Plutôt que de réfléchir sur la forme de nouvelles barrières dans l'espace public, nous devrions nous interroger sur la transformation du code de la route en un code de la Rue afin d'intégrer la vulnérabilité du cycliste, sans carrosserie, et l'exigence environnementales de limiter la dépendance automobile.

Je propose donc d'introduire les quelques règles suivantes :
- les vélos ont toujours la priorité sur les voitures ( c'est le cas pour les bus sortant de leur stationnement)
-limiter la vitesse maximale autorisée en agglomération abaissée à 30 km/h
- s'il tourne à droite à un carrefour signalé par un feu, le cycliste obéit aux règles du cédez le passage
- voire rendre obligatoire le port du gilet jaune pour assurer la visibilité du cycliste

Ces changements dans nos mœurs auraient l'avantage de maintenir la flexibilité des larges espaces publics de nos villes. Sans site propre cycliste, il y aurait plus d'espaces pour autoriser les stationnements en double file nécessaire à la vitalité économique d'une ville ouverte, dense et active.

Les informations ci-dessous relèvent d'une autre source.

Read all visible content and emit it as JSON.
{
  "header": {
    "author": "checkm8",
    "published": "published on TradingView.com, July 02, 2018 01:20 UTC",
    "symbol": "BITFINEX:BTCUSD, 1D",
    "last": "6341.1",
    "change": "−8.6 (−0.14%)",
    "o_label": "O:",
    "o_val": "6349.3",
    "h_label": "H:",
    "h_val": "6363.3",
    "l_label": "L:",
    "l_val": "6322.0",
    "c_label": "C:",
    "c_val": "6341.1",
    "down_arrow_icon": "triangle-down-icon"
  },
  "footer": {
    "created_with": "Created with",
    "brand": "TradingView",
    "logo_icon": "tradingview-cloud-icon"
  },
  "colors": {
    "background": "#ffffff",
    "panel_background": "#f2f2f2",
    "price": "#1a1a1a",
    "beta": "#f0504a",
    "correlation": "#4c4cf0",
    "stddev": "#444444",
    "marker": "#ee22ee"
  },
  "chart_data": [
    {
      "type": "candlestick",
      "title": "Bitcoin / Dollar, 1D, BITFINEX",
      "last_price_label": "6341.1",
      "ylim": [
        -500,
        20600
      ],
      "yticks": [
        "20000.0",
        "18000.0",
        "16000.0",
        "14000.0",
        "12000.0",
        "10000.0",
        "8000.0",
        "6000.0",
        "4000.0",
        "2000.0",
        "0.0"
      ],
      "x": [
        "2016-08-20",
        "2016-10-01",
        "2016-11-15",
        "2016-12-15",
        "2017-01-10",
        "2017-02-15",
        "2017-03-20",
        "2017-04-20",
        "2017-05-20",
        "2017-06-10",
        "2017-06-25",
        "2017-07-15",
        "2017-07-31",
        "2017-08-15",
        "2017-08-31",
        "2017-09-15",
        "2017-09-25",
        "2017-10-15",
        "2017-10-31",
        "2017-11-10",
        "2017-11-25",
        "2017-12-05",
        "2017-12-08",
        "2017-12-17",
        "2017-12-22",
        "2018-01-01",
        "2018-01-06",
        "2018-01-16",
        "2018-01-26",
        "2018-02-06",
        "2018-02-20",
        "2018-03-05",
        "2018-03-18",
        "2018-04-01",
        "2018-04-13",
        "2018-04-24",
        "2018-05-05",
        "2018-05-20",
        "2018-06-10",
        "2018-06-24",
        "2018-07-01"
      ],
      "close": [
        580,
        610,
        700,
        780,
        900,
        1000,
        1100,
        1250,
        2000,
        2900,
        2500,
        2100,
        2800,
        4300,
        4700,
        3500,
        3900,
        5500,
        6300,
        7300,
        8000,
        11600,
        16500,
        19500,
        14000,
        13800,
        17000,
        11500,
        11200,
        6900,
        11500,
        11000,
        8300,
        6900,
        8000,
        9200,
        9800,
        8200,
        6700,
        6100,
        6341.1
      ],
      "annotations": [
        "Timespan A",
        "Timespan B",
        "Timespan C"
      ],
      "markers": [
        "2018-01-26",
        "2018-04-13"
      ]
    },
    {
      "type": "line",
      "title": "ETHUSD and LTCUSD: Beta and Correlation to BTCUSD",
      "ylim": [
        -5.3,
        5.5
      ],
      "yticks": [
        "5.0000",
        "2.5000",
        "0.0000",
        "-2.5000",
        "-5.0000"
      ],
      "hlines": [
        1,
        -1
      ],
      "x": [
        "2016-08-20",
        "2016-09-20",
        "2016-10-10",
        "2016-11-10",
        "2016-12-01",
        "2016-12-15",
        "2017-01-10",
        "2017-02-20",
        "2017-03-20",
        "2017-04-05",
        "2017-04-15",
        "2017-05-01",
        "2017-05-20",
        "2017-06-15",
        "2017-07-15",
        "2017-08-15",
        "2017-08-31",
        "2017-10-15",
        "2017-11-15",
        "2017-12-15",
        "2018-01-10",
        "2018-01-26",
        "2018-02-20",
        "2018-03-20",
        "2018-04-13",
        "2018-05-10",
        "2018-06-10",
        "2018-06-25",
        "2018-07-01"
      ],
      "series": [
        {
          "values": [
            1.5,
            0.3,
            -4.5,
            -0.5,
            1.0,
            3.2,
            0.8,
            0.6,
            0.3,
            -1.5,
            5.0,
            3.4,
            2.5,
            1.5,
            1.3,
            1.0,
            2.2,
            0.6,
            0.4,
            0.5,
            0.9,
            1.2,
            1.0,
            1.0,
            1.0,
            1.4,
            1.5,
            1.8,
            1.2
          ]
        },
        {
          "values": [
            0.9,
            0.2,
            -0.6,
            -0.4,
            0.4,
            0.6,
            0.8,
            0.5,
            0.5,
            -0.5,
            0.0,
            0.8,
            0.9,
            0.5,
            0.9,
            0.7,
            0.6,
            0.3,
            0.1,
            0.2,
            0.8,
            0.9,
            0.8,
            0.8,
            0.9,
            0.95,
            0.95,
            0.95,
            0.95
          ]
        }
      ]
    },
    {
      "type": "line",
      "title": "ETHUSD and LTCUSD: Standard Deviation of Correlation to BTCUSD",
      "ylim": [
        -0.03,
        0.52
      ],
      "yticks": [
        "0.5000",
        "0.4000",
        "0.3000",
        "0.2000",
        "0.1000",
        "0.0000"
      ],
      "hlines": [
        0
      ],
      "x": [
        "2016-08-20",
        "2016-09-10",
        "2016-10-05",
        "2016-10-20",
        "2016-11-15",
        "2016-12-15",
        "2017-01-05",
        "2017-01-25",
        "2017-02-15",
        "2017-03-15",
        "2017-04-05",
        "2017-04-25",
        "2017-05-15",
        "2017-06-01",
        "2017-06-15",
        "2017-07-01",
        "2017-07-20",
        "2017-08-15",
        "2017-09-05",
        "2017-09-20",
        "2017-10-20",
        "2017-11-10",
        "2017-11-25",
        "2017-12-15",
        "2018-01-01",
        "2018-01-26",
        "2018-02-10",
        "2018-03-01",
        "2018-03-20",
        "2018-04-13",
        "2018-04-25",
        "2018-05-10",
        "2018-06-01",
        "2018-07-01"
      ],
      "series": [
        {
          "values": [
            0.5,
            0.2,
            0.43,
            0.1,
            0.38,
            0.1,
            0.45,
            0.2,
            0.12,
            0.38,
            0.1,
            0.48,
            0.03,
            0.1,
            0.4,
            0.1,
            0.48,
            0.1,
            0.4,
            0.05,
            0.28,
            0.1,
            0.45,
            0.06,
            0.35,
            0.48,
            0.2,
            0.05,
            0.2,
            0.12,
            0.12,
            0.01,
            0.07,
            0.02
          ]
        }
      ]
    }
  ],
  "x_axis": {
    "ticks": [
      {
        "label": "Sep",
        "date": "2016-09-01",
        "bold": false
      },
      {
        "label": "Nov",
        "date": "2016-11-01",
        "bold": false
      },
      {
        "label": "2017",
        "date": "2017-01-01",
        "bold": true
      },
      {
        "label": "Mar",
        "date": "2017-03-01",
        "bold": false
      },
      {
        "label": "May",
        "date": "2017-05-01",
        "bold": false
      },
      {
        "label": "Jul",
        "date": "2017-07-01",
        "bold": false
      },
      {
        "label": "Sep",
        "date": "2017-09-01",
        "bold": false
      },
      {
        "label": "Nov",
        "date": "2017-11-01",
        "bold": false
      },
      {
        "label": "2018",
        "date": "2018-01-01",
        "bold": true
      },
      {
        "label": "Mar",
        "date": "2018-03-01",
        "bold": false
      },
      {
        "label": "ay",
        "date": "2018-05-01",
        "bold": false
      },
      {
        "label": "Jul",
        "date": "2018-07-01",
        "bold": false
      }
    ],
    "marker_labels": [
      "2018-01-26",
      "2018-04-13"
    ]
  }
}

Portrait de peace_and_love

De peace_and_love

15H14 | 29/06/2008 | Permalien

selon moi le problème principal des velo à paris est le fait qu'ils ne sont pas acceptés, ni des voitures ni des piétons. Les voitures tournent sans faire attention, ne respectent pas la priorité quand c'est pour laisser la place à un velo, etc…Et les piétons se foutent des pistes cyclables sur les trottoirs, et au feu, dès que la dernière voiture est passée, tout le monde traverse…et tant pis pour le velo qui arrive apres les voitures ! (ce qui est logique me semnle-t-il…)

c'est ce qui selon moi rend la ciculation particulièrement difficile pour les 2 roues. Je trouve que rouler à contresens et sur le trottoir simplifierait aussi largement les choses (si le velo ne constitue pas un gain de temps, ca perd beaucoup de son intérêt ! ). Je suis aussi absolument contre les amendes ! c'est grave qu'un velo se prenne 90 euros pour 100m sur un sens interdit ou un trottoir, ca devrait etre au moins toléré, si on doit faire exactement le même trajet qu'une voiture ca n'a plus autant d'intérêt(parce que le coté agréable à paris, on peut oublier tout de suite ! ).

J'habite a berlin et ici, rouler sur les trottoir est interdit mais toléré, donc tout le monde le fait et ca ne pose absolument aucun problème.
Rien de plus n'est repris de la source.